Consider consolidating backends

We currently support writing data to sql via django, and to elastic. We also support a second elastic / solr index via haystack. I also see that we're talking about an additional search backend in #10. I'm guessing I'm missing some context here, but why is it useful to have all these backend options? Do we have sufficiently different use cases that some users would want postgres full-text search, others postgres + haystack, and others elastic?

Update mention of example_settings.py in README.md

Hi, I'm new to regulations-core and a relative Python newb, so my apologies in advance should I miss the obvious. Helpful pointers welcome!

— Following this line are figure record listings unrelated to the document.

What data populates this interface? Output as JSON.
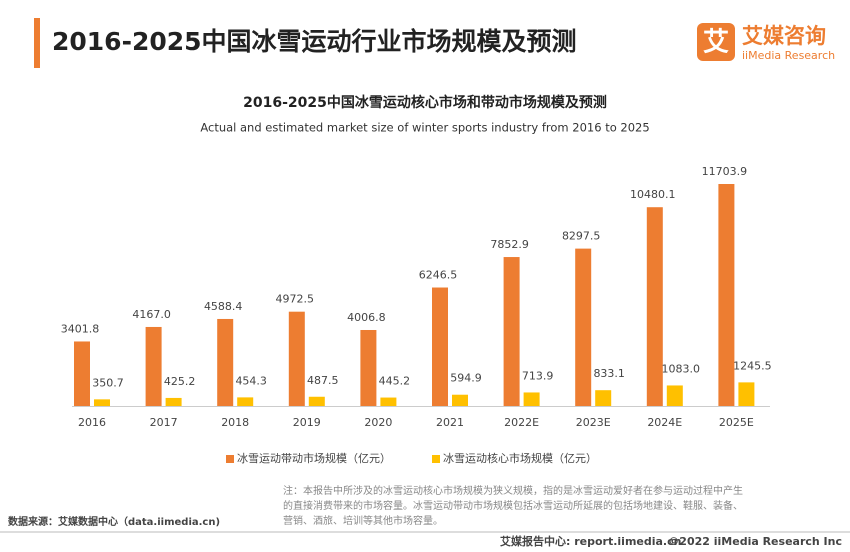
{
  "header": {
    "title": "2016-2025中国冰雪运动行业市场规模及预测",
    "logo_icon": "艾",
    "logo_name": "艾媒咨询",
    "logo_sub": "iiMedia Research"
  },
  "chart_data": {
    "type": "bar",
    "title": "2016-2025中国冰雪运动核心市场和带动市场规模及预测",
    "subtitle": "Actual and estimated market size of winter sports industry from 2016 to 2025",
    "categories": [
      "2016",
      "2017",
      "2018",
      "2019",
      "2020",
      "2021",
      "2022E",
      "2023E",
      "2024E",
      "2025E"
    ],
    "series": [
      {
        "name": "冰雪运动带动市场规模（亿元）",
        "color": "#ed7d31",
        "values": [
          3401.8,
          4167.0,
          4588.4,
          4972.5,
          4006.8,
          6246.5,
          7852.9,
          8297.5,
          10480.1,
          11703.9
        ],
        "value_labels": [
          "3401.8",
          "4167.0",
          "4588.4",
          "4972.5",
          "4006.8",
          "6246.5",
          "7852.9",
          "8297.5",
          "10480.1",
          "11703.9"
        ]
      },
      {
        "name": "冰雪运动核心市场规模（亿元）",
        "color": "#ffc000",
        "values": [
          350.7,
          425.2,
          454.3,
          487.5,
          445.2,
          594.9,
          713.9,
          833.1,
          1083.0,
          1245.5
        ],
        "value_labels": [
          "350.7",
          "425.2",
          "454.3",
          "487.5",
          "445.2",
          "594.9",
          "713.9",
          "833.1",
          "1083.0",
          "1245.5"
        ]
      }
    ]
  },
  "footer": {
    "note": [
      "注：本报告中所涉及的冰雪运动核心市场规模为狭义规模，指的是冰雪运动爱好者在参与运动过程中产生",
      "的直接消费带来的市场容量。冰雪运动带动市场规模包括冰雪运动所延展的包括场地建设、鞋服、装备、",
      "营销、酒旅、培训等其他市场容量。"
    ],
    "source": "数据来源：艾媒数据中心（data.iimedia.cn)",
    "report": "艾媒报告中心: report.iimedia.cn",
    "copyright": "©2022  iiMedia Research  Inc"
  }
}
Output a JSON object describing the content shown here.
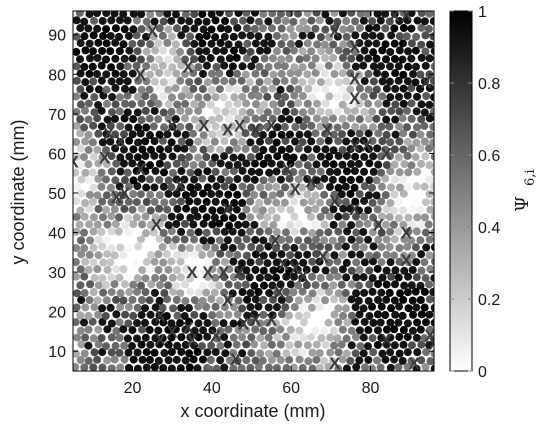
{
  "chart_data": {
    "type": "scatter",
    "title": "",
    "xlabel": "x coordinate (mm)",
    "ylabel": "y coordinate (mm)",
    "xlim": [
      5,
      96
    ],
    "ylim": [
      5,
      96
    ],
    "xticks": [
      20,
      40,
      60,
      80
    ],
    "yticks": [
      10,
      20,
      30,
      40,
      50,
      60,
      70,
      80,
      90
    ],
    "grid": false,
    "colorbar": {
      "label": "Ψ",
      "label_sub": "6,i",
      "range": [
        0,
        1
      ],
      "ticks": [
        "0",
        "0.2",
        "0.4",
        "0.6",
        "0.8",
        "1"
      ],
      "colormap": "gray-reversed",
      "color_low": "#ffffff",
      "color_high": "#000000"
    },
    "series": [
      {
        "marker": "circle",
        "lattice_spacing": 2.2,
        "value_range": [
          0,
          1
        ],
        "ordered_region_centers": [
          [
            40,
            88
          ],
          [
            85,
            82
          ],
          [
            20,
            60
          ],
          [
            55,
            60
          ],
          [
            75,
            55
          ],
          [
            55,
            30
          ],
          [
            30,
            15
          ],
          [
            85,
            20
          ],
          [
            40,
            45
          ],
          [
            15,
            85
          ]
        ],
        "disordered_region_centers": [
          [
            28,
            82
          ],
          [
            72,
            75
          ],
          [
            45,
            70
          ],
          [
            8,
            55
          ],
          [
            35,
            30
          ],
          [
            65,
            18
          ],
          [
            90,
            50
          ],
          [
            20,
            35
          ],
          [
            60,
            45
          ]
        ]
      },
      {
        "marker": "x",
        "name": "",
        "points": [
          [
            25,
            91
          ],
          [
            34,
            82
          ],
          [
            22,
            80
          ],
          [
            71,
            91
          ],
          [
            86,
            95
          ],
          [
            89,
            95
          ],
          [
            76,
            87
          ],
          [
            76,
            79
          ],
          [
            76,
            74
          ],
          [
            94,
            78
          ],
          [
            30,
            67
          ],
          [
            38,
            67
          ],
          [
            44,
            66
          ],
          [
            47,
            67
          ],
          [
            51,
            66
          ],
          [
            55,
            67
          ],
          [
            69,
            66
          ],
          [
            14,
            65
          ],
          [
            17,
            63
          ],
          [
            13,
            59
          ],
          [
            5,
            58
          ],
          [
            22,
            56
          ],
          [
            59,
            56
          ],
          [
            76,
            62
          ],
          [
            79,
            62
          ],
          [
            84,
            60
          ],
          [
            32,
            52
          ],
          [
            61,
            51
          ],
          [
            65,
            53
          ],
          [
            18,
            50
          ],
          [
            16,
            49
          ],
          [
            44,
            46
          ],
          [
            71,
            48
          ],
          [
            76,
            46
          ],
          [
            68,
            34
          ],
          [
            89,
            40
          ],
          [
            26,
            42
          ],
          [
            56,
            38
          ],
          [
            82,
            42
          ],
          [
            35,
            30
          ],
          [
            39,
            30
          ],
          [
            43,
            30
          ],
          [
            47,
            30
          ],
          [
            58,
            32
          ],
          [
            61,
            31
          ],
          [
            63,
            29
          ],
          [
            89,
            33
          ],
          [
            27,
            19
          ],
          [
            44,
            23
          ],
          [
            57,
            25
          ],
          [
            51,
            18
          ],
          [
            55,
            18
          ],
          [
            48,
            17
          ],
          [
            30,
            15
          ],
          [
            34,
            16
          ],
          [
            35,
            13
          ],
          [
            41,
            14
          ],
          [
            27,
            13
          ],
          [
            84,
            13
          ],
          [
            46,
            8
          ],
          [
            71,
            7
          ],
          [
            91,
            7
          ],
          [
            95,
            14
          ],
          [
            96,
            12
          ]
        ]
      }
    ]
  }
}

In walking through the documentation on building regulations-core from source, there's mention of an example_settings.py file which I'm unable to find in the source repository. Should this be a reference to regcore/settings/base.py?

Thank you!

Wrap http requests in transactions

We don't wrap our requests in transactions, currently. While concurrent writes/reads during writes haven't been a use case we've cared much about, it's a good practice.

import_reg command failing due to renamed import

Hello,
I'm new-ish to the project and was attempting to import the local output from the suggested regulations-parser example regulation (Title 27 Part 447) into my instance of regulations-core using the suggested import_reg command. I saw that Python 2.7 is required for that command due to its usage of urlparse, which may be worth documenting as a separate issue if/for when the project should move to depend only on Python 3. The command then presented the following error:

File "...regulations-core/regcore/management/commands/import_reg.py", line 13, in <module>
    from regcore_write.views import regulation, diff, layer, notice
ImportError: cannot import name regulation

Seeing there's no longer a regulation.py file in regcore_write.views I was able to identify a commit (2a5f8cd) which shows the object was renamed to Document. Changing the import plus the only reference I could see (line #201) resulted in the command running successfully and some rows added to the SQLite database - but no rows were added to regcore_document which seems suspicious to me. There are quite a few other variables in the command which reference "regulation" and perhaps some expectation of values named accordingly in the JSON files, so I wanted to check with the experts before submitting a minimal pull request.

Thank you for your important work on this project, more timely than ever!